[Source: Reuters]
Iran seized two ships in the Strait of Hormuz on Wednesday, tightening its grip on the strategic waterway a day after U.S. President Donald Trump announced he was indefinitely calling off attacks, with no sign of peace talks restarting.
The status of a two-week-old ceasefire, due to expire earlier this week, remained unclear.
In a sharp about-face hours after threatening renewed violence, Trump made what appeared to be a unilateral announcement on Tuesday that the U.S. would extend a ceasefire until it had discussed an Iranian proposal in peace talks to end the two-month-old war.
But Iranian officials did not say they had agreed to any extension of the truce, and criticized Trump’s decision to maintain the U.S. Navy blockade of Iran’s trade by sea, itself considered by Iran an act of war.
Iran’s parliament speaker and lead negotiator Mohammad Baqer Qalibaf said a full ceasefire only made sense if the blockade was lifted. Reopening the Strait of Hormuz, the slender chokepoint that carried a fifth of the world’s oil trade before the war, was impossible with such a “flagrant breach of the ceasefire,” Qalibaf said on social media.
“You did not achieve your goals through military aggression and you will not achieve them by bullying either,” he wrote in his first response to Trump’s announcement. “The only way is recognizing the Iranian people’s rights.”
Trump again backed away at the last moment from his repeated threats to bomb Iran’s power plants and other civilian infrastructure, which the United Nations and others warn would violate international humanitarian law.

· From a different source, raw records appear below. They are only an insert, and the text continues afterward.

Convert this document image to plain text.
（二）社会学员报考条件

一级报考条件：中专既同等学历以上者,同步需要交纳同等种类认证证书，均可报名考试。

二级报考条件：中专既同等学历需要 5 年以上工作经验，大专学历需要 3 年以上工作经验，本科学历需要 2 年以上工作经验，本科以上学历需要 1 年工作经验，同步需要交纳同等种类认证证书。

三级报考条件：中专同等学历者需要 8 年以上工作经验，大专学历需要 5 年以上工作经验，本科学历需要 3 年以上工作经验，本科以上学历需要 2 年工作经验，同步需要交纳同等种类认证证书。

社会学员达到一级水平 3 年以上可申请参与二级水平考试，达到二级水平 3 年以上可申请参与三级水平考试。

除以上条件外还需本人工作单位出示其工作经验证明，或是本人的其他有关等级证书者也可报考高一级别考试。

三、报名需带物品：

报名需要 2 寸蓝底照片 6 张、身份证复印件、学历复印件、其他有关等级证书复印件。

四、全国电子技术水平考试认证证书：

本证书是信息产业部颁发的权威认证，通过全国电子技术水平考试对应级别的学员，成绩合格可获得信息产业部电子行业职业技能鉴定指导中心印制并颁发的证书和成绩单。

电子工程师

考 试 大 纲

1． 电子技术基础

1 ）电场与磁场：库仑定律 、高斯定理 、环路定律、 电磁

But little progress has been made in ending the war that started with joint U.S.-Israeli attacks on Iran on February 28.
That leaves the two sides in a holding pattern with the crucial Strait of Hormuz still effectively shut, straining economies across the world.
Thousands of people have been killed across the Middle East, mostly in Iran and Lebanon, where the Iran-allied Hezbollah militant group joined the fighting against Israel.
The Islamic Revolutionary Guards Corps seized two vessels for what it called maritime violations and escorted them to Iranian shores, according to statements by the shipping companies and Iran’s semi-official Tasnim news agency.
It was the first time Iran has seized ships since the war began at the end of February.
The Revolutionary Guards also warned that any disruption to order and safety in the strait would be considered a “red line”, Tasnim said.
Brent, the international crude oil benchmark, closed above $100 a barrel for the first time in two weeks.
The ongoing blockade of the strait is driving up costs for businesses while major economies run down reserves and restrict consumption with millions of oil barrels cut off from key markets.